Setiap hari waktu bangun tidur, hal pertama yang gue liat adalah muka abang gue. Dana. Dengerin suaranya, bahkan merhatiin dia pasang sarung sama kopiah. Wajar sih... kita kan tidur sekamar.
Hal lain lagi yang gue lihat adalah muka ngorok adek gue. Syafiq. Tapi itu nggak bikin gue dongkol. Mungkin karena udah biasa dari kecil tidur bareng di satu kamar.
Maklum, rumah yang keluarga gue tempatin ini kan bukan rumah gedong. Cuma ada tiga kamar dan semua penuh terisi.
Bagi gue, hidup ini tuh hampir sempurna. Walau lifestyle yang gue anut itu sederhana. Harta bukan segalanya kan? Yang penting gue punya saudara-saudara yang kompak dan akur juga orang tua yang perhatian.
Kalau ada yang tanya apa impian gue?

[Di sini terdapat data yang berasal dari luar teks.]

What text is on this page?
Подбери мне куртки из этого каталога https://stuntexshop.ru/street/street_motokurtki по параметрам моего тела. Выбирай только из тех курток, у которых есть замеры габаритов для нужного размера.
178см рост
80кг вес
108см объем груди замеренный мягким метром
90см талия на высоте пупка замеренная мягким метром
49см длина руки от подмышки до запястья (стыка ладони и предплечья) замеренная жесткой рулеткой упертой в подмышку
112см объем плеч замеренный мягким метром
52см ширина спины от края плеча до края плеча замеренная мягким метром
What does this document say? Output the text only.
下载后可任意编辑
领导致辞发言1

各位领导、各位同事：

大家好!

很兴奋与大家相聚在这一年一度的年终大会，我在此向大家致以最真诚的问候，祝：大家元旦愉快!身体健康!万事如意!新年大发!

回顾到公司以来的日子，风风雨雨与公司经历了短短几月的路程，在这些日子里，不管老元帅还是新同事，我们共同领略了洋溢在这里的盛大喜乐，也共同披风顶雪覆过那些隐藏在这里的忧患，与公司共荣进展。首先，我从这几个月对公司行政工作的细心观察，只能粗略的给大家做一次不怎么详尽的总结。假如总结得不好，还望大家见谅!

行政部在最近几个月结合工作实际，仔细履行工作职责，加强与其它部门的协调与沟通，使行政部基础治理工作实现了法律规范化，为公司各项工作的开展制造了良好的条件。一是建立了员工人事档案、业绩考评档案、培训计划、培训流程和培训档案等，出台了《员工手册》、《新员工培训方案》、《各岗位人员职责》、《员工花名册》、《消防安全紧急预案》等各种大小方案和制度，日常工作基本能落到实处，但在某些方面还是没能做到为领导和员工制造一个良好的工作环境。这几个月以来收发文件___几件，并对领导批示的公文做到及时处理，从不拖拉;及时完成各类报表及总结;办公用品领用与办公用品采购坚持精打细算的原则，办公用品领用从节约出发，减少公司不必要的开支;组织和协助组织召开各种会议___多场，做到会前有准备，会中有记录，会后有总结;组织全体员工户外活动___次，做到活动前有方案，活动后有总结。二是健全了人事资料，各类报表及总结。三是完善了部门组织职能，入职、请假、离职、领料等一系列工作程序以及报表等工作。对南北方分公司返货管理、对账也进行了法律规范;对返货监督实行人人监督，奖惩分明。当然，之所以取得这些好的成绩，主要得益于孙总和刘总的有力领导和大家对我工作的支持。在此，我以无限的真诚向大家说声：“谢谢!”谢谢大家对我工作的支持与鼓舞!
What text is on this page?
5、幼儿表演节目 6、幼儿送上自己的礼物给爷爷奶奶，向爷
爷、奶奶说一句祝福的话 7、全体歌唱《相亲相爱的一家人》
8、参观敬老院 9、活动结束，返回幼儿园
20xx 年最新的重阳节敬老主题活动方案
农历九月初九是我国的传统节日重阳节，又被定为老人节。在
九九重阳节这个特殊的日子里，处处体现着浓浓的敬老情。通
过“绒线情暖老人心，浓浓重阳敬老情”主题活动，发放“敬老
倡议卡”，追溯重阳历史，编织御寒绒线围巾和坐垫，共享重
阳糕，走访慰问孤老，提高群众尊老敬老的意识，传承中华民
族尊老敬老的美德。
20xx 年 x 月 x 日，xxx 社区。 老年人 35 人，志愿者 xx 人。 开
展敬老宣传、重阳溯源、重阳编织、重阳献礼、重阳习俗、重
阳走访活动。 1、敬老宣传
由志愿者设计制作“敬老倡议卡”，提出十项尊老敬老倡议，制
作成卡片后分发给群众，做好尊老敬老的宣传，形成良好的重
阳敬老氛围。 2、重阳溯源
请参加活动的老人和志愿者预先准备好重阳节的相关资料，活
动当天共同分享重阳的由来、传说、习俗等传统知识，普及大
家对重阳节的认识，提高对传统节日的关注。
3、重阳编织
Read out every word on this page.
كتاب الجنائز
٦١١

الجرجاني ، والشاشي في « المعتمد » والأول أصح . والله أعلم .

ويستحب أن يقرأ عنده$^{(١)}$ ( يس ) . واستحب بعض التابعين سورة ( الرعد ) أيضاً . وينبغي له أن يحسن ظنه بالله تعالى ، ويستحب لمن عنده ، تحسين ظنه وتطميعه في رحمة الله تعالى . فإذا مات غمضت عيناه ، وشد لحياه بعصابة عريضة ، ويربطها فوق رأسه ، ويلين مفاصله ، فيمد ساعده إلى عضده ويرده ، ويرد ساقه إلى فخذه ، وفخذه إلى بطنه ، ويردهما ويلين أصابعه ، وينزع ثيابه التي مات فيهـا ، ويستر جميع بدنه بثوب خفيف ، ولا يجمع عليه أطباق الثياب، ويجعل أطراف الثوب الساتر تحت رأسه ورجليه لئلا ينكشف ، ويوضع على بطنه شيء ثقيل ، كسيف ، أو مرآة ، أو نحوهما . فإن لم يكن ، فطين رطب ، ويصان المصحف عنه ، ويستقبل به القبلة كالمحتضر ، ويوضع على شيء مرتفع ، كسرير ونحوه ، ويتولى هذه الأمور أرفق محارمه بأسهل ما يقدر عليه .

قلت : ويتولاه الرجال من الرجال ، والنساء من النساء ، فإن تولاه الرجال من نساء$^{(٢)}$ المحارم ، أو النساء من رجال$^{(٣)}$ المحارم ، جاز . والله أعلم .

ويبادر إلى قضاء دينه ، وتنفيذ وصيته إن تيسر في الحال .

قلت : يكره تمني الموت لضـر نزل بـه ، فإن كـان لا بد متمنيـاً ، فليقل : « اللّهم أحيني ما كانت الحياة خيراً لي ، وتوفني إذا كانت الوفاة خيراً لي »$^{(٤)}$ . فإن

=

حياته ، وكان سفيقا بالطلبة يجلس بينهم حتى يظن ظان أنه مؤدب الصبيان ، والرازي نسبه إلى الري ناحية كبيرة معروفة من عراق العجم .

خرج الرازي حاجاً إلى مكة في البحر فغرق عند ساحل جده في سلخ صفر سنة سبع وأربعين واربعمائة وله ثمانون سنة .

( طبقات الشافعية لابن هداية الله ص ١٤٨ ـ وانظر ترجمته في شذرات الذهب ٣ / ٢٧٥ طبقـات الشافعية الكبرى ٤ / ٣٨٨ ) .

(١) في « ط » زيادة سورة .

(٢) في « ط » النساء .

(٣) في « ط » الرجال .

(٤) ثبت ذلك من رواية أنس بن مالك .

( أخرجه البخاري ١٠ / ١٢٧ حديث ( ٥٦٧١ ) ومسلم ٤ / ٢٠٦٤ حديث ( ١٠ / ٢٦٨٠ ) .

Jawabannya cuma satu. Membangun keluarga harmonis. Sama siapa?
Well... sebenarnya ini rahasia. Gue pengen bisa membangun keluarga yang samawa bareng Pelita.
Ya. Pelita yang itu. Anak sulung bapak Ghani dan ibu Zifara. Cewek yang bertahun-tahun ini menyandang status sebagai sahabat gue.
Apa yang gue suka dari dia?
Banyak.
Pelita itu cewek pinter dan kuat. Maksudnya bukan cewek menye-menye yang bergantung sama cowok. She is very independent. Tapi dia juga pinter menyesuaikan kondisi. Ada hal-hal di mana Pelita melibatkan sosok lelaki untuk membantunya.
Pelita.
Dia juga jago masak. Memang dari luar kelihatannya cewek itu kayak nggak kenal sama bumbu dapur. Tapi sebenarnya jago banget. Lagi-lagi ini bukan hal mengherankan. Keluarga besarnya punya bisnis kuliner sih.
Cuma naksir Pelita itu berat, euy! Saingannya luar biasa. Terutama abang gue sendiri.
Orang-orang bilang gue ini ganteng. Cewek-cewek di kampus juga nggak lelah ngejer-ngejer gue, tapi kalo lo semua liat gimana bentukan abang gue. Beuh! Gue nyerah.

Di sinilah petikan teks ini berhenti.